Incapacity planning is one of the most important parts of estate planning. Estate planners should know what they should include to ensure they are protected if they are incapacitated.
Estate planning is not only intended to help with what happens to the estate planner’s property and assets after they die but also is a plan for what happens if the estate planner becomes incapacitated. Documents that estate planners should consider to plan for incapacity include:
- A medical power of attorney: A medical power of attorney gives the designated agent the authority to make medical decisions for the estate planner.
- A living will: A living will gives the designated agent the authority to make life-sustaining or life-ending decisions for the estate planner if they become incapacitated.
- A HIPAA authorization: The HIPAA authorization is a written document that gives the estate planner’s doctor or health care provider the authority disclosed the estate planner’s medical information.
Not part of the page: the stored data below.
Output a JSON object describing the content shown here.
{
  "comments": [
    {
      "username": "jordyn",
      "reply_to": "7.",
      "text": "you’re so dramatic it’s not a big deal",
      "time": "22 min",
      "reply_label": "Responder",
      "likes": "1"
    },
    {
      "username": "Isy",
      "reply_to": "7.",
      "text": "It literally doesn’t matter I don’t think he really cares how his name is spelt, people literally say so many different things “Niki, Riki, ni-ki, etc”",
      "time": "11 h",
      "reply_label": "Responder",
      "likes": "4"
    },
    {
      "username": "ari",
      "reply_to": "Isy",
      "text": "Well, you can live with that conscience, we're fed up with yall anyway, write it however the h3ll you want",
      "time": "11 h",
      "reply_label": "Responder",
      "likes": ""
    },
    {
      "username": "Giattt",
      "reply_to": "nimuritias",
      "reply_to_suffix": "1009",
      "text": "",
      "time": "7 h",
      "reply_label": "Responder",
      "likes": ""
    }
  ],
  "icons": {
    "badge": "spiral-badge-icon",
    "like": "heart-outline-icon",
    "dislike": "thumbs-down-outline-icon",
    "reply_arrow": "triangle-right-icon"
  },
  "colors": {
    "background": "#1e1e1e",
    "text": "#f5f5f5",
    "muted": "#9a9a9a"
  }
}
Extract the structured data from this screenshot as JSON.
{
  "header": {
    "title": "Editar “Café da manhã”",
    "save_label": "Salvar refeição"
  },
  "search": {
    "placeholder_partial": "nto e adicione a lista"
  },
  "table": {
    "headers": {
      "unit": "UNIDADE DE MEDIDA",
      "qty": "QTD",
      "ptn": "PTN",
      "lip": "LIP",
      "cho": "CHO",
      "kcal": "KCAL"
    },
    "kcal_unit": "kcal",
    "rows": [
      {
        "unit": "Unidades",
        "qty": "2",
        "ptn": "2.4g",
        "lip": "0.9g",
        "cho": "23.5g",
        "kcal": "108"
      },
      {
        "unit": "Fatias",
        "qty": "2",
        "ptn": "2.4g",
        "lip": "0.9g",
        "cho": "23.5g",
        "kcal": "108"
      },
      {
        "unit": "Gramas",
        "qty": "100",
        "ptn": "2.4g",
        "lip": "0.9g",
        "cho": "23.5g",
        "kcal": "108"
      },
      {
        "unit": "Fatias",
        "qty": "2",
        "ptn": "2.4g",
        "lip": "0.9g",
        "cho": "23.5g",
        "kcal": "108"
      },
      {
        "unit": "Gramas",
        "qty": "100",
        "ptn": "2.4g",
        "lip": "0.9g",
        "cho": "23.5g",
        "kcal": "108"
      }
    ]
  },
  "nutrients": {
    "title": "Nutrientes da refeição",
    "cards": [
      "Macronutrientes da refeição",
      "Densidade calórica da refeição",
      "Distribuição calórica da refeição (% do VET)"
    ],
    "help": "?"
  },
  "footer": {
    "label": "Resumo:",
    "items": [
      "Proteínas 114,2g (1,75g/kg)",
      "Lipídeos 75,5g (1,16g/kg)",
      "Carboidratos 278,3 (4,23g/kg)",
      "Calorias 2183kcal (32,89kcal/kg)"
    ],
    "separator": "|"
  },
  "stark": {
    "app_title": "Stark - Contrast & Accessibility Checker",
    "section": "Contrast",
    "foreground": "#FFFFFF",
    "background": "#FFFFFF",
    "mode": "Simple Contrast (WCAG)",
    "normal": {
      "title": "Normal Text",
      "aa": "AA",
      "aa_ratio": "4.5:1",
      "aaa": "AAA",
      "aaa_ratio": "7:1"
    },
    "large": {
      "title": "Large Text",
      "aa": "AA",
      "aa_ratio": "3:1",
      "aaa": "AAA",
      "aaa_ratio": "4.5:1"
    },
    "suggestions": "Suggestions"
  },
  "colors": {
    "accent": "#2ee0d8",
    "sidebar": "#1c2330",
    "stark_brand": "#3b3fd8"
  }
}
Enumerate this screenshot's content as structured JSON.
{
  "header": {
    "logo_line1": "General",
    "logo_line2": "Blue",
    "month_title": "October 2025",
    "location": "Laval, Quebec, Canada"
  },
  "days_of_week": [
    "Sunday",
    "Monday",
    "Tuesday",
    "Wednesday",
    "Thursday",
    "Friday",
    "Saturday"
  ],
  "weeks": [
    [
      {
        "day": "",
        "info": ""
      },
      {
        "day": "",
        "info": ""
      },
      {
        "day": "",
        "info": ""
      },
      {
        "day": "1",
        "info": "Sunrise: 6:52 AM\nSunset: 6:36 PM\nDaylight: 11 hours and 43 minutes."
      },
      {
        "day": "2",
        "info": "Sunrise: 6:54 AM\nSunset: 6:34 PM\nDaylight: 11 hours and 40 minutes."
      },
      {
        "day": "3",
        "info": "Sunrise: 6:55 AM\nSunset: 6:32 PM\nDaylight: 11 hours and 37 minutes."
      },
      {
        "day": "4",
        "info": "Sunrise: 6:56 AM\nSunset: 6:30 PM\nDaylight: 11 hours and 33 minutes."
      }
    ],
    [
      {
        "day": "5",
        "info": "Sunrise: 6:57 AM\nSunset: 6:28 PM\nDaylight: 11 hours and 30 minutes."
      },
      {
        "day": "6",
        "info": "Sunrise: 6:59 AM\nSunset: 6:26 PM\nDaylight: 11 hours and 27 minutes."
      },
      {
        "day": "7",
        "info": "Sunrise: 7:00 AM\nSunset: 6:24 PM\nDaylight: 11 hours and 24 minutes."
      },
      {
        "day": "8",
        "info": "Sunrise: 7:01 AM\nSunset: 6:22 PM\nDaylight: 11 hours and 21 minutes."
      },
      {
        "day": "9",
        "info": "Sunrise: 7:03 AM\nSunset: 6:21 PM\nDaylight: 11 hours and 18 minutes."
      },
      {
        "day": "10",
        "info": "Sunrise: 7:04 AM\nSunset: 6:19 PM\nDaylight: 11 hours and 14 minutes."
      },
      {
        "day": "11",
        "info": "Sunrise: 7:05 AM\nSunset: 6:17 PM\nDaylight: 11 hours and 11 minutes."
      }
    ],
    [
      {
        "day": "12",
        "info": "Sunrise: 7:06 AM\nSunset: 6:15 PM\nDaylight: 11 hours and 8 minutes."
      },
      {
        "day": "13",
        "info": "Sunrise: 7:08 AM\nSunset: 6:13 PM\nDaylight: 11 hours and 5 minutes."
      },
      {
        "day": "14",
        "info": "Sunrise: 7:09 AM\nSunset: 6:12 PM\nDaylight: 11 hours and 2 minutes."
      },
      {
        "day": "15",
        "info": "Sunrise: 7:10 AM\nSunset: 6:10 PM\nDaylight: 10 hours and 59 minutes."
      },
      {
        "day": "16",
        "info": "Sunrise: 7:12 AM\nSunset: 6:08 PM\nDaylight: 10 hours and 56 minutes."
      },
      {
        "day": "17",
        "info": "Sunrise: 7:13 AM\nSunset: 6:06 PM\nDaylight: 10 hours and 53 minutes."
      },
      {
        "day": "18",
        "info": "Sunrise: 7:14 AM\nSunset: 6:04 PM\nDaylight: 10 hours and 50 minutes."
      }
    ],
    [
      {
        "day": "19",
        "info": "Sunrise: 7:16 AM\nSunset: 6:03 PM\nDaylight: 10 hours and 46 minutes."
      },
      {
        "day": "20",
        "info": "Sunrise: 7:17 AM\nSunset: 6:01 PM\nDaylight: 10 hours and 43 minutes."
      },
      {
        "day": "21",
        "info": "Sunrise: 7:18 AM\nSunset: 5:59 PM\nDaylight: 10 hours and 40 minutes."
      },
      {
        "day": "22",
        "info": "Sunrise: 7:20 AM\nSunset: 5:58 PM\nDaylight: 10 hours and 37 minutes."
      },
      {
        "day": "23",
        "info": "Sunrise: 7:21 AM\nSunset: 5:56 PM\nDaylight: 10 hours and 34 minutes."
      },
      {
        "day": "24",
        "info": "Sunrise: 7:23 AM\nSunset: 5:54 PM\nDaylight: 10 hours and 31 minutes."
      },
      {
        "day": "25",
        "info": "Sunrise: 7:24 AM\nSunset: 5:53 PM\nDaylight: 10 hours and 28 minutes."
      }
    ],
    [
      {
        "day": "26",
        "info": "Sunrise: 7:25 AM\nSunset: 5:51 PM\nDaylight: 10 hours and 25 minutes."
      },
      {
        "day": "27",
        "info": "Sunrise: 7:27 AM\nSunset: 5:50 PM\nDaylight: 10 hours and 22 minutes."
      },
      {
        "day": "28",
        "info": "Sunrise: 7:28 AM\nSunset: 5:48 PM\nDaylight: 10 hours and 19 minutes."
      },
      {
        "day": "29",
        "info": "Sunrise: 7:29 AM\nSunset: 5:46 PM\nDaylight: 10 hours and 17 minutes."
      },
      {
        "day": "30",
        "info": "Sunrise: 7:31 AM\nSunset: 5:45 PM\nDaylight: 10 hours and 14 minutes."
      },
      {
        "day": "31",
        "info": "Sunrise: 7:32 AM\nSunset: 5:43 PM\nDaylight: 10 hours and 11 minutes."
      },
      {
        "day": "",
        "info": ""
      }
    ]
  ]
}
- A financial power of attorney: A financial power of attorney gives the designated agent the authority to manage the estate planner’s financial affairs including paying their bills, making financial decisions, managing investments, selling and mortgaging real estate and filing tax returns.
There are several components of an estate plan including a will, a trust and an incapacity plan. A trust can also be used in an incapacity plan. There are many important reasons to prioritize estate planning and having an incapacity plan is one of them. For that reason, it is helpful for estate planners to know what documents they should include when developing theirs.